Let’s see what happens when we run these tests:

  API demonstrates best practices FAILED [2]
+++ OK, passed 500 tests.
  API doesn't have these things implemented yet

  src/Servant/QuickCheck/Internal/QuickCheck.hs:143:11:
  2) Main[339:25] API demonstrates best practices
       Failed:
       Just Predicate failed
            Predicate: onlyJsonObjects

            Response:
                 Status code: 200
                 Headers:  "Transfer-Encoding": "chunked"
                           "Date": "Fri, 12 Oct 2018 04:36:22 GMT"
                           "Server": "Warp/3.2.25"
                           "Content-Type": "application/json;charset=utf-8"
                 Body: ""

  To rerun use: --match "/Main[339:25]/API demonstrates best practices/"

Randomized with seed 1046277487

Finished in 0.4306 seconds

Hmm. It looks like we thought our API only returned JSON objects, which is a best practice, but in fact, we did have an endpoint that returned an empty body, which you can see in the printed response above: Body: "". We should consider revising our API to only return top-level JSON Objects in the future!

Other Cool Things

servant-quickcheck also has a cool mechanism where you can compare two API servers to demonstrate that they respond identically to requests. This may be useful if you are planning to rewrite one API in another language or with another web framework. You have to specify whether you’re looking for jsonEquality vs regular ByteString equality, though.

Conclusion

There are lots of techniques for testing and we only covered a few here.
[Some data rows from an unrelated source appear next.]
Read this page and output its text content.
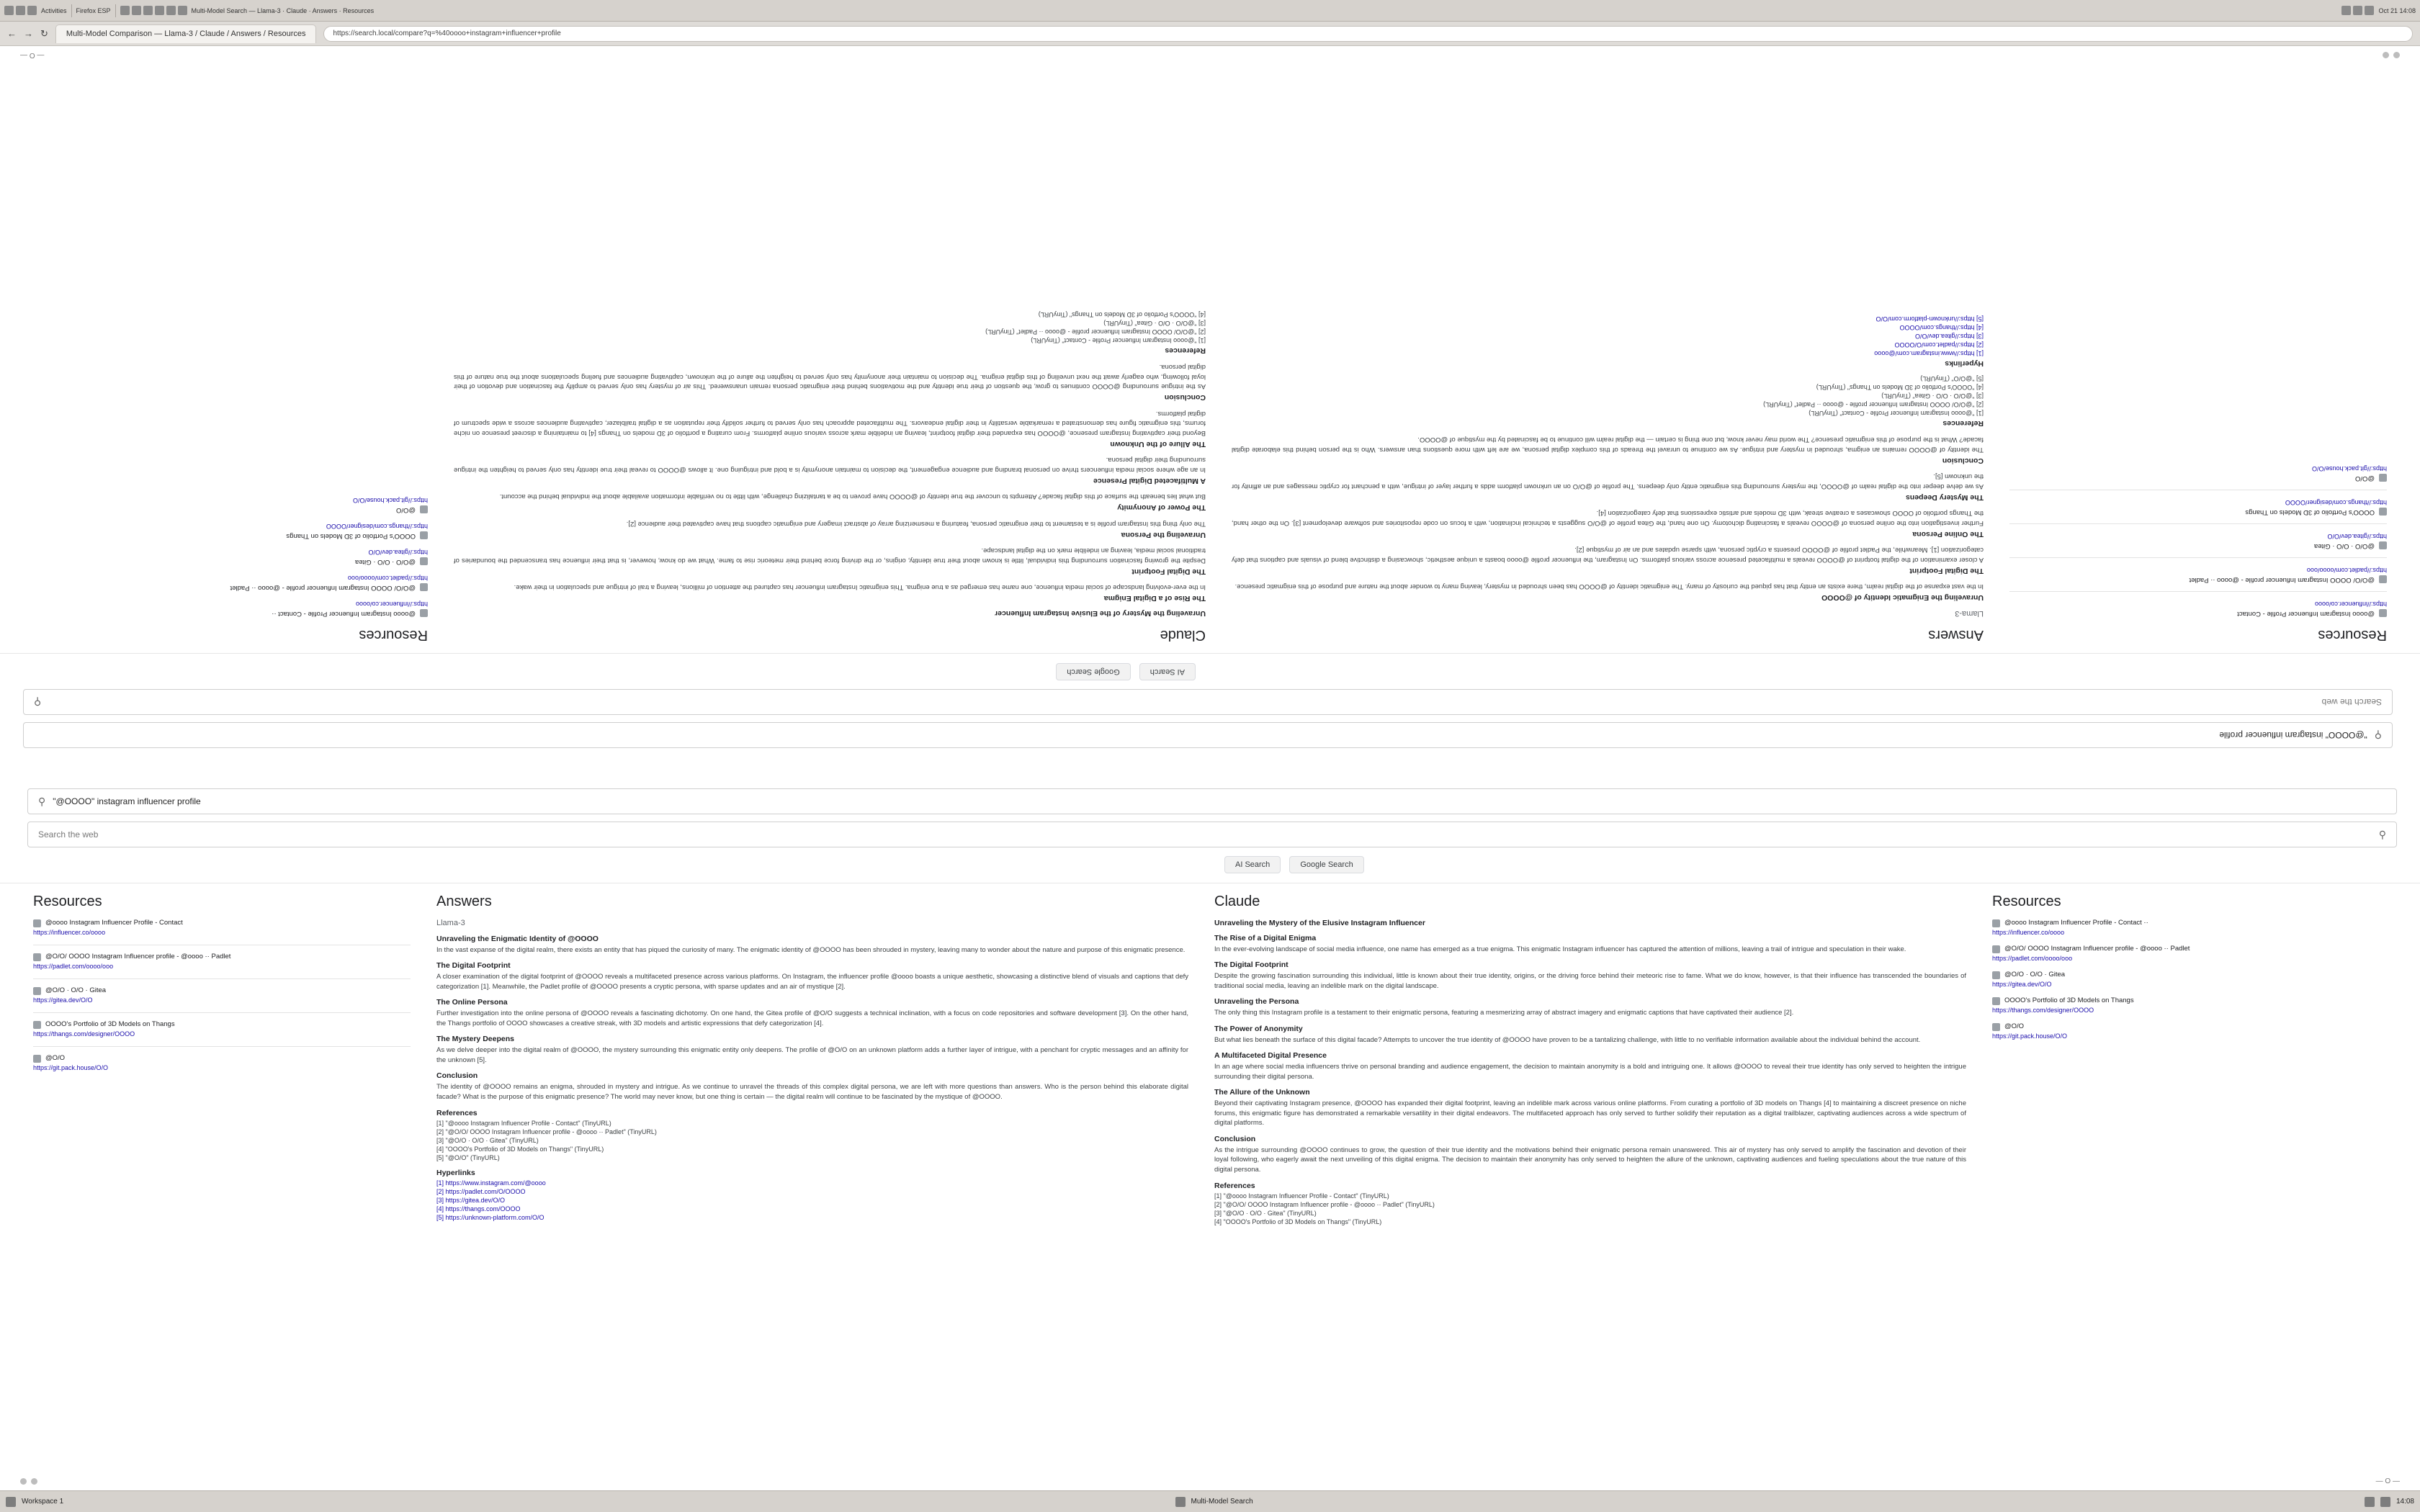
Activities Firefox ESP	Multi-Model Search — Llama-3 · Claude · Answers · Resources	Oct 21 14:08
← → ↻	Multi-Model Comparison — Llama-3 / Claude / Answers / Resources	https://search.local/compare?q=%40oooo+instagram+influencer+profile
⚲
"@OOOO" instagram influencer profile
Search the web
⚲
AI Search
Google Search
Resources
@oooo Instagram Influencer Profile - Contact
https://influencer.co/oooo
@O/O/ OOOO Instagram Influencer profile - @oooo ·· Padlet
https://padlet.com/oooo/ooo
@O/O · O/O · Gitea
https://gitea.dev/O/O
OOOO's Portfolio of 3D Models on Thangs
https://thangs.com/designer/OOOO
@O/O
https://git.pack.house/O/O
Answers
Llama-3
Unraveling the Enigmatic Identity of @OOOO

In the vast expanse of the digital realm, there exists an entity that has piqued the curiosity of many. The enigmatic identity of @OOOO has been shrouded in mystery, leaving many to wonder about the nature and purpose of this enigmatic presence.

The Digital Footprint

A closer examination of the digital footprint of @OOOO reveals a multifaceted presence across various platforms. On Instagram, the influencer profile @oooo boasts a unique aesthetic, showcasing a distinctive blend of visuals and captions that defy categorization [1]. Meanwhile, the Padlet profile of @OOOO presents a cryptic persona, with sparse updates and an air of mystique [2].

The Online Persona

Further investigation into the online persona of @OOOO reveals a fascinating dichotomy. On one hand, the Gitea profile of @O/O suggests a technical inclination, with a focus on code repositories and software development [3]. On the other hand, the Thangs portfolio of OOOO showcases a creative streak, with 3D models and artistic expressions that defy categorization [4].

The Mystery Deepens

As we delve deeper into the digital realm of @OOOO, the mystery surrounding this enigmatic entity only deepens. The profile of @O/O on an unknown platform adds a further layer of intrigue, with a penchant for cryptic messages and an affinity for the unknown [5].

Conclusion

The identity of @OOOO remains an enigma, shrouded in mystery and intrigue. As we continue to unravel the threads of this complex digital persona, we are left with more questions than answers. Who is the person behind this elaborate digital facade? What is the purpose of this enigmatic presence? The world may never know, but one thing is certain — the digital realm will continue to be fascinated by the mystique of @OOOO.

References
[1] "@oooo Instagram Influencer Profile - Contact" (TinyURL)
[2] "@O/O/ OOOO Instagram Influencer profile - @oooo ·· Padlet" (TinyURL)
[3] "@O/O · O/O · Gitea" (TinyURL)
[4] "OOOO's Portfolio of 3D Models on Thangs" (TinyURL)
[5] "@O/O" (TinyURL)
Hyperlinks
[1] https://www.instagram.com/@oooo
[2] https://padlet.com/O/OOOO
[3] https://gitea.dev/O/O
[4] https://thangs.com/OOOO
[5] https://unknown-platform.com/O/O
Claude
Unraveling the Mystery of the Elusive Instagram Influencer
The Rise of a Digital Enigma

In the ever-evolving landscape of social media influence, one name has emerged as a true enigma. This enigmatic Instagram influencer has captured the attention of millions, leaving a trail of intrigue and speculation in their wake.

The Digital Footprint

Despite the growing fascination surrounding this individual, little is known about their true identity, origins, or the driving force behind their meteoric rise to fame. What we do know, however, is that their influence has transcended the boundaries of traditional social media, leaving an indelible mark on the digital landscape.

Unraveling the Persona

The only thing this Instagram profile is a testament to their enigmatic persona, featuring a mesmerizing array of abstract imagery and enigmatic captions that have captivated their audience [2].

The Power of Anonymity

But what lies beneath the surface of this digital facade? Attempts to uncover the true identity of @OOOO have proven to be a tantalizing challenge, with little to no verifiable information available about the individual behind the account.

A Multifaceted Digital Presence

In an age where social media influencers thrive on personal branding and audience engagement, the decision to maintain anonymity is a bold and intriguing one. It allows @OOOO to reveal their true identity has only served to heighten the intrigue surrounding their digital persona.

The Allure of the Unknown

Beyond their captivating Instagram presence, @OOOO has expanded their digital footprint, leaving an indelible mark across various online platforms. From curating a portfolio of 3D models on Thangs [4] to maintaining a discreet presence on niche forums, this enigmatic figure has demonstrated a remarkable versatility in their digital endeavors. The multifaceted approach has only served to further solidify their reputation as a digital trailblazer, captivating audiences across a wide spectrum of digital platforms.

Conclusion

As the intrigue surrounding @OOOO continues to grow, the question of their true identity and the motivations behind their enigmatic persona remain unanswered. This air of mystery has only served to amplify the fascination and devotion of their loyal following, who eagerly await the next unveiling of this digital enigma. The decision to maintain their anonymity has only served to heighten the allure of the unknown, captivating audiences and fueling speculations about the true nature of this digital persona.

References
[1] "@oooo Instagram Influencer Profile - Contact" (TinyURL)
[2] "@O/O/ OOOO Instagram Influencer profile - @oooo ·· Padlet" (TinyURL)
[3] "@O/O · O/O · Gitea" (TinyURL)
[4] "OOOO's Portfolio of 3D Models on Thangs" (TinyURL)
Resources
@oooo Instagram Influencer Profile - Contact ··
https://influencer.co/oooo
@O/O/ OOOO Instagram Influencer profile - @oooo ·· Padlet
https://padlet.com/oooo/ooo
@O/O · O/O · Gitea
https://gitea.dev/O/O
OOOO's Portfolio of 3D Models on Thangs
https://thangs.com/designer/OOOO
@O/O
https://git.pack.house/O/O
— O —
⚲ "@OOOO" instagram influencer profile
Search the web	⚲
AI Search	Google Search
Resources
@oooo Instagram Influencer Profile - Contact
https://influencer.co/oooo
@O/O/ OOOO Instagram Influencer profile - @oooo ·· Padlet
https://padlet.com/oooo/ooo
@O/O · O/O · Gitea
https://gitea.dev/O/O
OOOO's Portfolio of 3D Models on Thangs
https://thangs.com/designer/OOOO
@O/O
https://git.pack.house/O/O
Answers
Llama-3
Unraveling the Enigmatic Identity of @OOOO

In the vast expanse of the digital realm, there exists an entity that has piqued the curiosity of many. The enigmatic identity of @OOOO has been shrouded in mystery, leaving many to wonder about the nature and purpose of this enigmatic presence.

The Digital Footprint

A closer examination of the digital footprint of @OOOO reveals a multifaceted presence across various platforms. On Instagram, the influencer profile @oooo boasts a unique aesthetic, showcasing a distinctive blend of visuals and captions that defy categorization [1]. Meanwhile, the Padlet profile of @OOOO presents a cryptic persona, with sparse updates and an air of mystique [2].

The Online Persona

Further investigation into the online persona of @OOOO reveals a fascinating dichotomy. On one hand, the Gitea profile of @O/O suggests a technical inclination, with a focus on code repositories and software development [3]. On the other hand, the Thangs portfolio of OOOO showcases a creative streak, with 3D models and artistic expressions that defy categorization [4].

The Mystery Deepens

As we delve deeper into the digital realm of @OOOO, the mystery surrounding this enigmatic entity only deepens. The profile of @O/O on an unknown platform adds a further layer of intrigue, with a penchant for cryptic messages and an affinity for the unknown [5].

Conclusion

The identity of @OOOO remains an enigma, shrouded in mystery and intrigue. As we continue to unravel the threads of this complex digital persona, we are left with more questions than answers. Who is the person behind this elaborate digital facade? What is the purpose of this enigmatic presence? The world may never know, but one thing is certain — the digital realm will continue to be fascinated by the mystique of @OOOO.

References
[1] "@oooo Instagram Influencer Profile - Contact" (TinyURL)
[2] "@O/O/ OOOO Instagram Influencer profile - @oooo ·· Padlet" (TinyURL)
[3] "@O/O · O/O · Gitea" (TinyURL)
[4] "OOOO's Portfolio of 3D Models on Thangs" (TinyURL)
[5] "@O/O" (TinyURL)
Hyperlinks
[1] https://www.instagram.com/@oooo
[2] https://padlet.com/O/OOOO
[3] https://gitea.dev/O/O
[4] https://thangs.com/OOOO
[5] https://unknown-platform.com/O/O
Claude
Unraveling the Mystery of the Elusive Instagram Influencer
The Rise of a Digital Enigma

In the ever-evolving landscape of social media influence, one name has emerged as a true enigma. This enigmatic Instagram influencer has captured the attention of millions, leaving a trail of intrigue and speculation in their wake.

The Digital Footprint

Despite the growing fascination surrounding this individual, little is known about their true identity, origins, or the driving force behind their meteoric rise to fame. What we do know, however, is that their influence has transcended the boundaries of traditional social media, leaving an indelible mark on the digital landscape.

Unraveling the Persona

The only thing this Instagram profile is a testament to their enigmatic persona, featuring a mesmerizing array of abstract imagery and enigmatic captions that have captivated their audience [2].

The Power of Anonymity

But what lies beneath the surface of this digital facade? Attempts to uncover the true identity of @OOOO have proven to be a tantalizing challenge, with little to no verifiable information available about the individual behind the account.

A Multifaceted Digital Presence

In an age where social media influencers thrive on personal branding and audience engagement, the decision to maintain anonymity is a bold and intriguing one. It allows @OOOO to reveal their true identity has only served to heighten the intrigue surrounding their digital persona.

The Allure of the Unknown

Beyond their captivating Instagram presence, @OOOO has expanded their digital footprint, leaving an indelible mark across various online platforms. From curating a portfolio of 3D models on Thangs [4] to maintaining a discreet presence on niche forums, this enigmatic figure has demonstrated a remarkable versatility in their digital endeavors. The multifaceted approach has only served to further solidify their reputation as a digital trailblazer, captivating audiences across a wide spectrum of digital platforms.

Conclusion

As the intrigue surrounding @OOOO continues to grow, the question of their true identity and the motivations behind their enigmatic persona remain unanswered. This air of mystery has only served to amplify the fascination and devotion of their loyal following, who eagerly await the next unveiling of this digital enigma. The decision to maintain their anonymity has only served to heighten the allure of the unknown, captivating audiences and fueling speculations about the true nature of this digital persona.

References
[1] "@oooo Instagram Influencer Profile - Contact" (TinyURL)
[2] "@O/O/ OOOO Instagram Influencer profile - @oooo ·· Padlet" (TinyURL)
[3] "@O/O · O/O · Gitea" (TinyURL)
[4] "OOOO's Portfolio of 3D Models on Thangs" (TinyURL)
Resources
@oooo Instagram Influencer Profile - Contact ··
https://influencer.co/oooo
@O/O/ OOOO Instagram Influencer profile - @oooo ·· Padlet
https://padlet.com/oooo/ooo
@O/O · O/O · Gitea
https://gitea.dev/O/O
OOOO's Portfolio of 3D Models on Thangs
https://thangs.com/designer/OOOO
@O/O
https://git.pack.house/O/O
— O —
Workspace 1	Multi-Model Search	14:08
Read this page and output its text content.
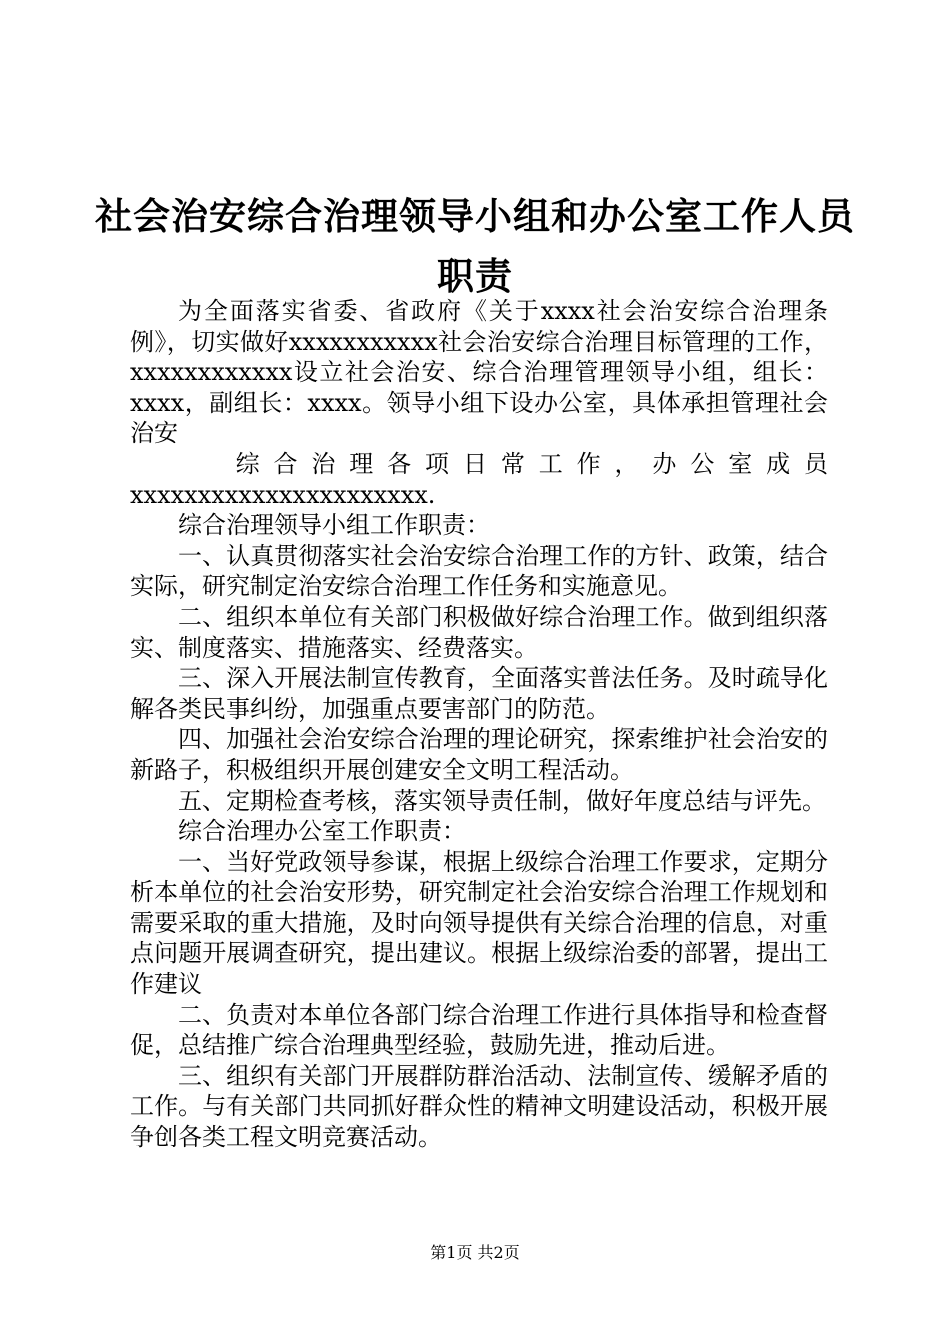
社会治安综合治理领导小组和办公室工作人员
职责

为全面落实省委、省政府《关于xxxx社会治安综合治理条例》，切实做好xxxxxxxxxxx社会治安综合治理目标管理的工作，xxxxxxxxxxxx设立社会治安、综合治理管理领导小组，组长：xxxx，副组长：xxxx。领导小组下设办公室，具体承担管理社会治安

综 合 治 理 各 项 日 常 工 作 ， 办 公 室 成 员

xxxxxxxxxxxxxxxxxxxxxx.

综合治理领导小组工作职责：

一、认真贯彻落实社会治安综合治理工作的方针、政策，结合实际，研究制定治安综合治理工作任务和实施意见。

二、组织本单位有关部门积极做好综合治理工作。做到组织落实、制度落实、措施落实、经费落实。

三、深入开展法制宣传教育，全面落实普法任务。及时疏导化解各类民事纠纷，加强重点要害部门的防范。

四、加强社会治安综合治理的理论研究，探索维护社会治安的新路子，积极组织开展创建安全文明工程活动。

五、定期检查考核，落实领导责任制，做好年度总结与评先。

综合治理办公室工作职责：

一、当好党政领导参谋，根据上级综合治理工作要求，定期分析本单位的社会治安形势，研究制定社会治安综合治理工作规划和需要采取的重大措施，及时向领导提供有关综合治理的信息，对重点问题开展调查研究，提出建议。根据上级综治委的部署，提出工作建议

二、负责对本单位各部门综合治理工作进行具体指导和检查督促，总结推广综合治理典型经验，鼓励先进，推动后进。

三、组织有关部门开展群防群治活动、法制宣传、缓解矛盾的工作。与有关部门共同抓好群众性的精神文明建设活动，积极开展争创各类工程文明竞赛活动。

第1页 共2页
Useful libraries such as hspec-wai have ways of running Wai Applications and sending requests to them, while Servant’s type-level DSL for defining APIs allows us to more easily mock out servers and to derive clients, which will only craft valid requests.

Lastly, if you want a broad overview of where your application fits in with regard to best practices, consider using servant-quickcheck.

This program is available as a cabal project here.